MP Holds Vigil Outside Iranian Embassy In Support Of Nazanin Zaghari-Ratcliffe

MP Barry Sheerman says he knows it’s a “silly gesture” but it is “meaningful” to him

An MP is holding a personal vigil outside the Iranian embassy to show his support for the jailed British-Iranian mother Nazanin Zaghari-Ratcliffe.

Labour Cooperative MP for Huddersfield MP Barry Sheerman says more MPs should show their support to the campaign to free her by attending the central London embassy.

The 40-year-old charity worker was arrested at Tehran’s Imam Khomeini airport while travelling with her young daughter in April 2016 and sentenced to five years in jail after being accused of spying, a charge she strongl denies.

Zaghari-Ratcliffe recently ended a 15-day hunger strike, which was done to protest against her “unfair imprisonment”, with her husband Richard also on a hunger strike and camped on the pavement outside the Iranian Embassy.

MP Barry Sheerman
MP Barry Sheerman
HuffPost UK

Sheerman says he decided to visit the embassy on Sunday, the day after Mr Ratcliffe dismantled his makeshift camp after ending the protest, because he wanted to show solidarity to the cause.

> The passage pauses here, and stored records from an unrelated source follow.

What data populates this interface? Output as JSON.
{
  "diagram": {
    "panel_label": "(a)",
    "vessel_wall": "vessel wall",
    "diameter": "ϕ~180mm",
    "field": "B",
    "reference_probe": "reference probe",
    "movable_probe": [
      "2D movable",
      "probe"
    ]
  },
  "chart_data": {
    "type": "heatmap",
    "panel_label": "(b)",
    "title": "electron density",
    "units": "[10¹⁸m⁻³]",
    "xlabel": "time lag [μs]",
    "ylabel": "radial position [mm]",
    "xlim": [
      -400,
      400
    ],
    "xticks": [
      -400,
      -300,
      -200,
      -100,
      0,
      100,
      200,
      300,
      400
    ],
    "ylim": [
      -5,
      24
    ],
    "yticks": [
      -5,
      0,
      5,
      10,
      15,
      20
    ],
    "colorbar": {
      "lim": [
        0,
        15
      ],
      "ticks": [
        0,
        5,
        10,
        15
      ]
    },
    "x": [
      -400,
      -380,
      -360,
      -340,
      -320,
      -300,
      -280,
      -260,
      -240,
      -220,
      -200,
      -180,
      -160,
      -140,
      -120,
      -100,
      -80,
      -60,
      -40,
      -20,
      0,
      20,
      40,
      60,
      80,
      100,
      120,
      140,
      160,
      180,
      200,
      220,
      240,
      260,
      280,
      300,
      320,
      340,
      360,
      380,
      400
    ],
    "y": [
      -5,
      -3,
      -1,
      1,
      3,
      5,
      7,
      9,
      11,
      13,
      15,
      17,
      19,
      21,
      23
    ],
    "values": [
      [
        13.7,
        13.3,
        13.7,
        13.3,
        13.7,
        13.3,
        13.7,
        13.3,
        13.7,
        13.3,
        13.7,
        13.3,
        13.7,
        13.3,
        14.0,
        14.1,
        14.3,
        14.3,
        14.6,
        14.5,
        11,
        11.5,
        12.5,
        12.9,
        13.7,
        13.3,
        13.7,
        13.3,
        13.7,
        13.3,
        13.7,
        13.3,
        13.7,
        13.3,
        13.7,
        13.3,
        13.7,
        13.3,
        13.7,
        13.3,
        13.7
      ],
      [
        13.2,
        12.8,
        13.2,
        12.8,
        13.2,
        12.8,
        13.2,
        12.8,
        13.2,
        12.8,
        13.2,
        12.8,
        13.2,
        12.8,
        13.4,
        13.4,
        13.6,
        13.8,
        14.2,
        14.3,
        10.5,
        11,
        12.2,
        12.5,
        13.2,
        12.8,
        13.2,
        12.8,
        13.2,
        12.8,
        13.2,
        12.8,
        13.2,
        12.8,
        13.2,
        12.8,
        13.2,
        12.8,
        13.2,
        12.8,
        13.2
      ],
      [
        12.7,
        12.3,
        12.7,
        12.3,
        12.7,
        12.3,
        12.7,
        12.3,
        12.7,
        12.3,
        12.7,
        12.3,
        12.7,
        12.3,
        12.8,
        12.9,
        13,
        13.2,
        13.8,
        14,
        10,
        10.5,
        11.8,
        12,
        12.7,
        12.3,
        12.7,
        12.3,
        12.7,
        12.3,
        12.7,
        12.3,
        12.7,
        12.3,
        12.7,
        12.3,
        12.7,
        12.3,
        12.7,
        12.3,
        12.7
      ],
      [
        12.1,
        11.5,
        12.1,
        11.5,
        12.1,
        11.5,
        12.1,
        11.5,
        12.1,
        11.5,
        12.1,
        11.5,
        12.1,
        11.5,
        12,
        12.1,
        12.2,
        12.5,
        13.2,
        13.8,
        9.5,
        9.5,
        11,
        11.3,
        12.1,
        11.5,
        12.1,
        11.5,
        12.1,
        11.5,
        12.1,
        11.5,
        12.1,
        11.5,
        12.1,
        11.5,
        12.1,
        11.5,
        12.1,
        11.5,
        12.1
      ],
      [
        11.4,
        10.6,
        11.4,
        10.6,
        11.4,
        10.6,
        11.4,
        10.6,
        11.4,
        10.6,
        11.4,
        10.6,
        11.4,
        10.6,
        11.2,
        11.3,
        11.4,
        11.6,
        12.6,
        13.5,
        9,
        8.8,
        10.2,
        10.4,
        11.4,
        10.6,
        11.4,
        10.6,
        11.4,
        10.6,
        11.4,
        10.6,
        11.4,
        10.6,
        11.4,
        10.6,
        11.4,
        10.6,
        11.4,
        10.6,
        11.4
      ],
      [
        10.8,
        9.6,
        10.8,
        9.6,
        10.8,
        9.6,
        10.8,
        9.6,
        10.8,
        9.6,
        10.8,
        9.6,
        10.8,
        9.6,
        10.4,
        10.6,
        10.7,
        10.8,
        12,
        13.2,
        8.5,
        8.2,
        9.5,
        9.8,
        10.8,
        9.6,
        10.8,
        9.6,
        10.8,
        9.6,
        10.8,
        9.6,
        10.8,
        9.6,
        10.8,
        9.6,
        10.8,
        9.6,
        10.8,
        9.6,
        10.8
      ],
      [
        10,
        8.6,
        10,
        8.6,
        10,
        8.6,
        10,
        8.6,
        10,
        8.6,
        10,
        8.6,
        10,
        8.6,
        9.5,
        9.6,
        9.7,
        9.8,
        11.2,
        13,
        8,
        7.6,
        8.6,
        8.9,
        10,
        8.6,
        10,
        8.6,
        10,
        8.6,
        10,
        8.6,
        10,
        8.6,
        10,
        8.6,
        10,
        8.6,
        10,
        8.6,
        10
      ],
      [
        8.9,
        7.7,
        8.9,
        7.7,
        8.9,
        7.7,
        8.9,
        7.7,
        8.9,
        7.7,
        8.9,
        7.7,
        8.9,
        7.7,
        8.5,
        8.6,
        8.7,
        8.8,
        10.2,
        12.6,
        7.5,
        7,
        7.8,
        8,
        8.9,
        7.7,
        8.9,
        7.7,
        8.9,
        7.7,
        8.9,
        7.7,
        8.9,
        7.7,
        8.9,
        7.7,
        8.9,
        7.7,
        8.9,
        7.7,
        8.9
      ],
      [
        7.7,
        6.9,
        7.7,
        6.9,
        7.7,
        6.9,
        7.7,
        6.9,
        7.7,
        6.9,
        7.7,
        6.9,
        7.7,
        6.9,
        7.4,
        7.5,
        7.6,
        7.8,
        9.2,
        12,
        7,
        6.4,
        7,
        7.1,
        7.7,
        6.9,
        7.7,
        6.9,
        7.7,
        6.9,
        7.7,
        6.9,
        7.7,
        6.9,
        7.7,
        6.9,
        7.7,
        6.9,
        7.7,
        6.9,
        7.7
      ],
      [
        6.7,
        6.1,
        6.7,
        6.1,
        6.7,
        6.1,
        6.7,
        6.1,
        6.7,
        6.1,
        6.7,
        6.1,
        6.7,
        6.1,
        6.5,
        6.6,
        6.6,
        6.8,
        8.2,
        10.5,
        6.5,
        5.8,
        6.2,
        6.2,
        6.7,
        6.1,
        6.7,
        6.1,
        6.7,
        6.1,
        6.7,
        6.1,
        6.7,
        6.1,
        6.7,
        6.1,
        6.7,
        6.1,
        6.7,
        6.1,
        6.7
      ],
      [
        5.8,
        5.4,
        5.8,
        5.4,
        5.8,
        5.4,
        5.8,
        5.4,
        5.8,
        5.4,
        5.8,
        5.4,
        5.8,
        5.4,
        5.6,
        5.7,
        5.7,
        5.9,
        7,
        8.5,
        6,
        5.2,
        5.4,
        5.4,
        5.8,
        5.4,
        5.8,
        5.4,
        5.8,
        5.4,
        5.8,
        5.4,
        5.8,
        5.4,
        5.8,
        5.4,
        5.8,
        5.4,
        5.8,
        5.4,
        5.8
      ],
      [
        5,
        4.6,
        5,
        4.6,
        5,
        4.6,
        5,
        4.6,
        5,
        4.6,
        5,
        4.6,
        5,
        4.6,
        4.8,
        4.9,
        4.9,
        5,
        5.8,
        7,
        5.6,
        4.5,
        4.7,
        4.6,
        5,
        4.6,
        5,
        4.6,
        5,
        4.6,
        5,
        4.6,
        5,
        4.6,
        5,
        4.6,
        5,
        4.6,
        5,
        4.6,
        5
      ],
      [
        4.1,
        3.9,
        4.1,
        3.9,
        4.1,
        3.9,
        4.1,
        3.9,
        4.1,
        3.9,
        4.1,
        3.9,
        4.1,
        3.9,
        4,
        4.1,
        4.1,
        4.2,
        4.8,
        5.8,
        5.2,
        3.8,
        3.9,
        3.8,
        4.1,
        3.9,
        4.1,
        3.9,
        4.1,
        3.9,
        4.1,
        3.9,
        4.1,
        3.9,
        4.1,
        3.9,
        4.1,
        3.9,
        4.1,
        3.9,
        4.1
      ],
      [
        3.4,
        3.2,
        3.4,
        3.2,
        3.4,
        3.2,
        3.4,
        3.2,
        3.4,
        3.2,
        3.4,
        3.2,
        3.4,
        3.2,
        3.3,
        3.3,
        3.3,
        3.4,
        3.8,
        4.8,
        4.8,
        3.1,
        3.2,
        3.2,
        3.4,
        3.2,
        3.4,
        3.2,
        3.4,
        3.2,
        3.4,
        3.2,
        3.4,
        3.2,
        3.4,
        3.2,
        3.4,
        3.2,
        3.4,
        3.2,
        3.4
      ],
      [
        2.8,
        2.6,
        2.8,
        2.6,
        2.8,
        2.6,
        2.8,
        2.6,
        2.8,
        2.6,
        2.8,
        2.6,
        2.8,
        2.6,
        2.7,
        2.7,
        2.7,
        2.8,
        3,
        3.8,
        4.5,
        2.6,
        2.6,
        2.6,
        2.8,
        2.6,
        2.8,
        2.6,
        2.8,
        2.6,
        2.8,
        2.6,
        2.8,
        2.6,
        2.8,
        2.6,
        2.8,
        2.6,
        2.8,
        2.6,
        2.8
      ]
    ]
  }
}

The MP says he tried to speak to someone at the embassy but was told it was closed.

He said he had to push his card under the door because there was no letter box.

He said: “I was very disturbed, it was the end of the hunger strike and thank god for that, no wants the health impairment of either of them.

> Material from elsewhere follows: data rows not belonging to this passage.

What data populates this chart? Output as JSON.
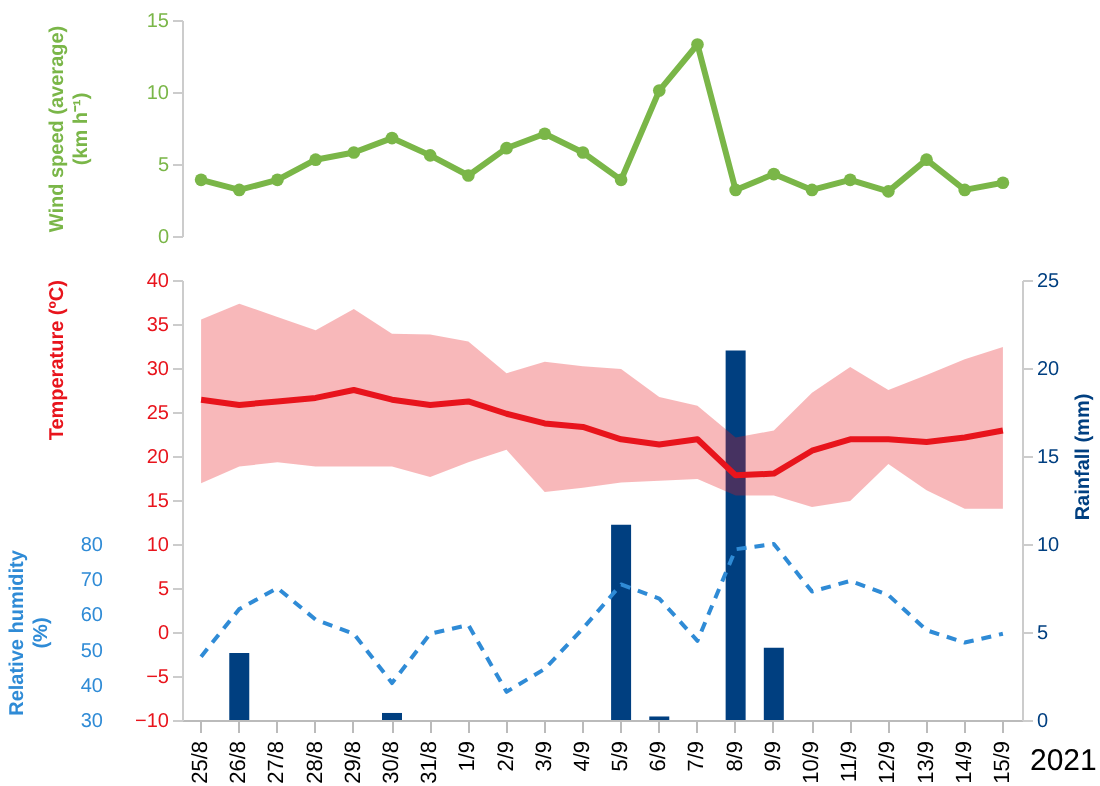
{
  "chart_data": [
    {
      "type": "line",
      "ylabel": "Wind speed (average)\n(km h⁻¹)",
      "categories": [
        null,
        null,
        null,
        null,
        null,
        null,
        null,
        null,
        null,
        null,
        null,
        null,
        null,
        null,
        null,
        null,
        null,
        null,
        null,
        null,
        null,
        null
      ],
      "series": [
        {
          "color": "#7ab648",
          "values": [
            3.9,
            3.2,
            3.9,
            5.3,
            5.8,
            6.8,
            5.6,
            4.2,
            6.1,
            7.1,
            5.8,
            3.9,
            10.1,
            13.3,
            3.2,
            4.3,
            3.2,
            3.9,
            3.1,
            5.3,
            3.2,
            3.7
          ]
        }
      ],
      "ylim": [
        0,
        15
      ],
      "yticks": [
        0,
        5,
        10,
        15
      ],
      "tick_labels": "y",
      "marker": "circle"
    },
    {
      "type": "line",
      "ylabel": "Temperature (ºC)",
      "y2label": "Rainfall (mm)",
      "y3label": "Relative humidity\n(%)",
      "annotations": [
        "2021"
      ],
      "categories": [
        "25/8",
        "26/8",
        "27/8",
        "28/8",
        "29/8",
        "30/8",
        "31/8",
        "1/9",
        "2/9",
        "3/9",
        "4/9",
        "5/9",
        "6/9",
        "7/9",
        "8/9",
        "9/9",
        "10/9",
        "11/9",
        "12/9",
        "13/9",
        "14/9",
        "15/9"
      ],
      "series": [
        {
          "color": "#e8141c",
          "values": [
            26.4,
            25.8,
            26.2,
            26.6,
            27.5,
            26.4,
            25.8,
            26.2,
            24.8,
            23.7,
            23.3,
            21.9,
            21.3,
            21.9,
            17.8,
            18.0,
            20.6,
            21.9,
            21.9,
            21.6,
            22.1,
            22.9
          ],
          "lower": [
            16.9,
            18.8,
            19.3,
            18.8,
            18.8,
            18.8,
            17.6,
            19.3,
            20.7,
            15.9,
            16.4,
            17.0,
            17.2,
            17.4,
            15.5,
            15.5,
            14.2,
            14.9,
            19.1,
            16.1,
            14.0,
            14.0
          ],
          "upper": [
            35.5,
            37.3,
            35.8,
            34.3,
            36.7,
            33.9,
            33.8,
            33.0,
            29.4,
            30.7,
            30.2,
            29.9,
            26.7,
            25.7,
            22.1,
            22.9,
            27.2,
            30.1,
            27.5,
            29.2,
            31.0,
            32.4
          ]
        },
        {
          "axis": "y3",
          "line_style": "dashed",
          "color": "#2f8bd6",
          "values": [
            48,
            61.5,
            67.5,
            58.5,
            54.5,
            40.5,
            54.5,
            57,
            38,
            44.5,
            56,
            68.5,
            64.5,
            52.5,
            78.5,
            80,
            66.5,
            69.5,
            65.5,
            55.5,
            52,
            54.5
          ]
        },
        {
          "type": "bar",
          "axis": "y2",
          "color": "#003f80",
          "values": [
            0,
            3.8,
            0,
            0,
            0,
            0.4,
            0,
            0,
            0,
            0,
            0,
            11.1,
            0.2,
            0,
            21,
            4.1,
            0,
            0,
            0,
            0,
            0,
            0
          ]
        }
      ],
      "ylim": [
        -10,
        40
      ],
      "yticks": [
        -10,
        -5,
        0,
        5,
        10,
        15,
        20,
        25,
        30,
        35,
        40
      ],
      "y2lim": [
        0,
        25
      ],
      "y2ticks": [
        0,
        5,
        10,
        15,
        20,
        25
      ],
      "y3lim": [
        30,
        155
      ],
      "y3ticks": [
        30,
        40,
        50,
        60,
        70,
        80
      ],
      "marker": "none"
    }
  ]
}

“It was on my mind and I thought ‘am I going to go to church or am I going to do something?’ and I thought I am going to go to the embassy and try to speak to someone and do a personal vigil outside.”

Nazanin Zaghari-Ratcliffe's husband Richard Ratcliffe
Nazanin Zaghari-Ratcliffe's husband Richard Ratcliffe
PA Wire/PA Images
Nazanin Zaghari-Ratcliffe with her family
Nazanin Zaghari-Ratcliffe with her family
HuffPost UK

Sheerman says he knew standing outside the embassy alone was a “silly gesture”, but said it was a personal issue for him.

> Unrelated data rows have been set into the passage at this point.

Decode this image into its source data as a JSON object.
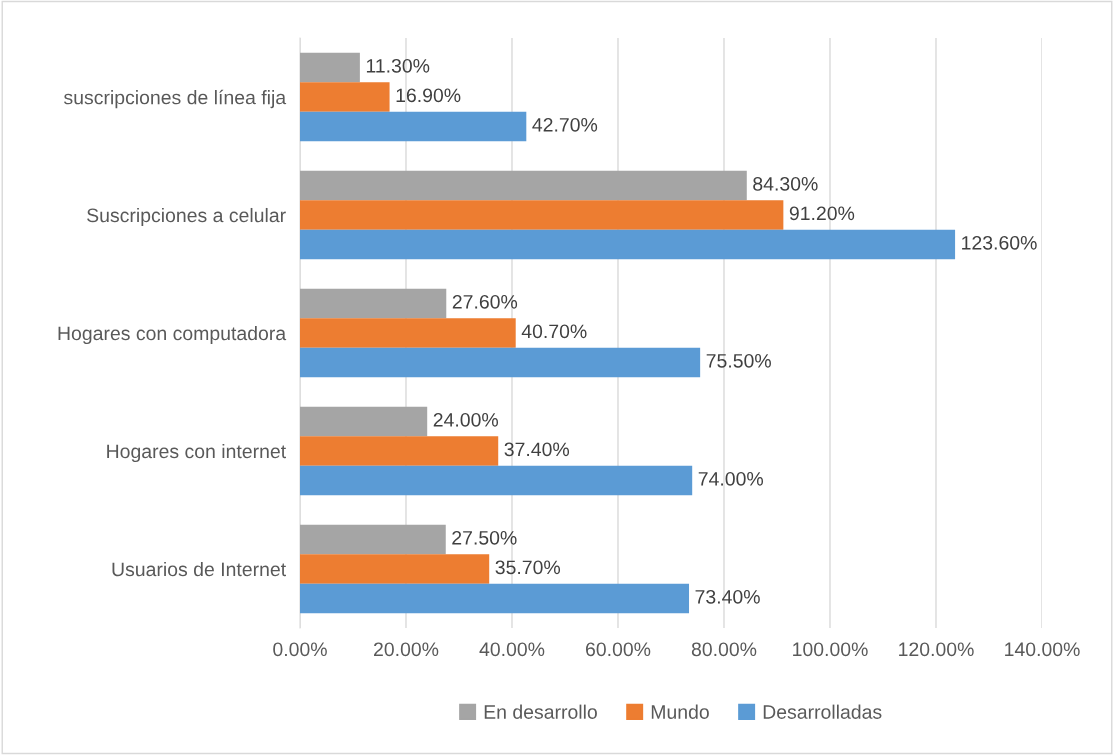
{
  "chart_data": {
    "type": "bar",
    "orientation": "horizontal",
    "categories": [
      "suscripciones de línea fija",
      "Suscripciones a celular",
      "Hogares con computadora",
      "Hogares con internet",
      "Usuarios de Internet"
    ],
    "series": [
      {
        "name": "En desarrollo",
        "color": "#a5a5a5",
        "values": [
          11.3,
          84.3,
          27.6,
          24.0,
          27.5
        ],
        "value_labels": [
          "11.30%",
          "84.30%",
          "27.60%",
          "24.00%",
          "27.50%"
        ]
      },
      {
        "name": "Mundo",
        "color": "#ed7d31",
        "values": [
          16.9,
          91.2,
          40.7,
          37.4,
          35.7
        ],
        "value_labels": [
          "16.90%",
          "91.20%",
          "40.70%",
          "37.40%",
          "35.70%"
        ]
      },
      {
        "name": "Desarrolladas",
        "color": "#5b9bd5",
        "values": [
          42.7,
          123.6,
          75.5,
          74.0,
          73.4
        ],
        "value_labels": [
          "42.70%",
          "123.60%",
          "75.50%",
          "74.00%",
          "73.40%"
        ]
      }
    ],
    "xlim": [
      0,
      140
    ],
    "xticks": [
      {
        "value": 0,
        "label": "0.00%"
      },
      {
        "value": 20,
        "label": "20.00%"
      },
      {
        "value": 40,
        "label": "40.00%"
      },
      {
        "value": 60,
        "label": "60.00%"
      },
      {
        "value": 80,
        "label": "80.00%"
      },
      {
        "value": 100,
        "label": "100.00%"
      },
      {
        "value": 120,
        "label": "120.00%"
      },
      {
        "value": 140,
        "label": "140.00%"
      }
    ],
    "grid": "x",
    "legend": "bottom"
  }
}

“It’s a silly gesture, I know it’s silly, but it’s meaningful to me.

“This is very personal for me, I have a big family and I know how much it would hurt me if I missed big chunks of them growing up.”

“I am so frustrated. You raise this in the House of Commons, perhaps it does some good, but physically coming down here I thought I could encourage all MPs to come.

“I think politics sometimes just has to be very personal.

“It’s just getting something moving here because all the talking in Parliament hasn’t changed anyone’s mind.

“Let’s get a few MPs here every day, everyone should come down.

“Not to rabble-rouse and chant and shout but quietly, to say there’s something really wrong here.”